GTRI/ICL seeks qualified candidates for a full-time Senior Systems Operations Engineer in Atlanta, GA. The successful candidate will have 6+ years of experience in monitoring, maintaining, and administering deployed cloud-based enterprise system components. The successful candidate will also be responsible for maintaining system reliability and availability of all deployed system components, including back-up and disaster recovery procedures. In addition to excellent technical qualifications, the ideal candidate will have excellent collaboration skills, a passion for lean processes, will be innovative, creative, quick thinker, fast learner, and a team player with a strong customer service focus. The project is based in the Centergy Building at 75 Fifth Street NW Atlanta, on the Georgia Tech campus.
• Use and enhance Site Reliability Engineering processes to manage application and infrastructure changes
Maintain and ensure reliability of an AWS cloud infrastructure and services to meet operational requirements. Maintain the principle of least privilege across all aspects of the cloud environment.
• Administer and enhance the cloud-based extended network including transit containerization, VPCs, firewalls, load balancers, proxies, connectivity with clients and third-parties, and internal zone-to-zone communications. Focus on security, performance, high availability and disaster recovery.
• Act as a senior-level escalation point for production system monitoring, support and incident response. • Develop technical improvements and fixes by leading collaboration with internal teams and vendors.
• Work with team members to ensure processes are fully documented by maintaining technical references including articles, diagrams, spreadsheets, and checklists.
• Manage the response to incidents and use a variety of incident management tools, communications, and facilitation methods to ensure issues are identified and the right stakeholders are involved in resolution.
• Coordinate and supervise cross-functional teams throughout the entire incident management process.
• Conduct after-action reviews after an incident is closed to ensure key lessons-learned are gathered and mitigations put in place.
Education & Length of Experience
Research Engineer/Scientist/Technologist/Associate II
- A Master’s degree in Computer Science or Engineering, or related technical field and three (3) years of relevant full-time experience after completion of that degree,
- A Master’s degree in Computer Science or Engineering, or related technical field and five (5) years of relevant full-time experience after completion of a Bachelor’s degree, or
- A Doctoral degree in Computer Science or Engineering, or related technical field.
Senior Research Engineer/Scientist/Technologist/Associate
- A Master’s degree in Computer Science or Engineering, or related technical field and seven (7) years of relevant full-time experience after completion of that degree,
- A Master’s degree in Computer Science or Engineering, or related technical field and nine (9) years of relevant full-time experience after completion of a Bachelor’s degree, or
- A Doctoral degree in Computer Science or Engineering, or related technical field and four (4) years of relevant full-time experience after completion of a Bachelor's degree.
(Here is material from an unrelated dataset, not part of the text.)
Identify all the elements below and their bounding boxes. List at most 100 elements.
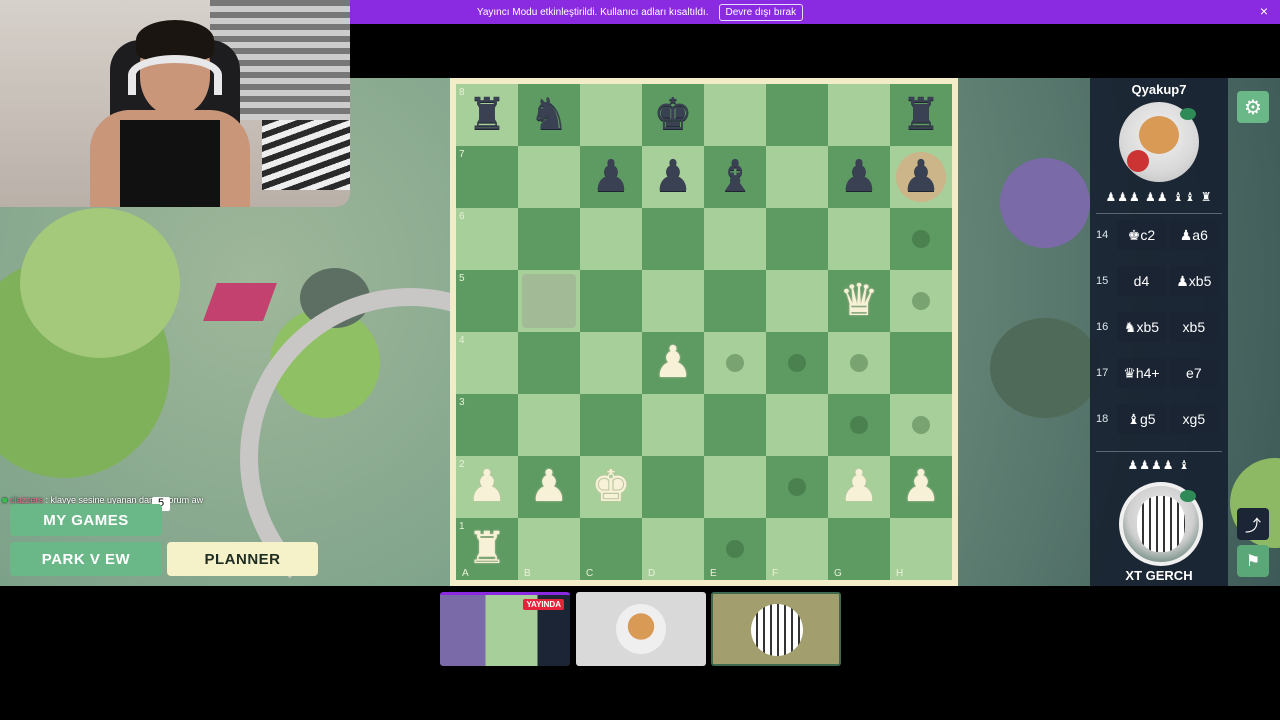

Required Minimum Qualifications
- Experience with AWS services like Cloudwatch, CloudTrail, EC2, IAM, etc.
- Able to support CI/CD deployments • Experience in Incident management • Disaster Recovery experience
- Experience with backups and recovery of data and systems
- Experience in reporting various aspects of operations SLAs
- Understanding of system monitoring • Understanding of scalability and reliability aspects of systems
- Ability to triage issues
- Work independently as well as part of a project team, with multiple communication channels
- Ability to create and maintain highest levels of confidentiality when dealing with proprietary or private information.
- Ability to exercise sound judgment and make decisions in a manner consistent with the essential job function
- Excellent communication skills including meeting facilitation, technical writing, and conveying complex technical information in common language, appropriate for all levels of technological understanding.
- Experience with ServiceNow Incident Management processes
- Ability to analyze documentation on relevant regulatory programs (either from the federal register or summary documentation)
- Background in Healthcare
U.S. Citizenship Requirements
Due to our research contracts with the US federal government, candidates for this position are required to be US Citizens.
Clearance Type Required
Ability to obtain Secret Clearance upon hire
Diversity & Inclusion
Diversity & Inclusion (D&I) at Georgia Tech Research Institute aims to enhance the Institute’s mission of solving the world’s most complex technical problems by creating a workforce with a shared appreciation for diversity, raising awareness around inclusiveness, and fostering a sense of belonging and appreciation for all members of our community.
Equal Employment Opportunity
Georgia Tech Research Institute is an Equal Opportunity Employer of individuals with disabilities and protected veterans and actively seeks diversity among its employees. Equal Employment Opportunity is the Law.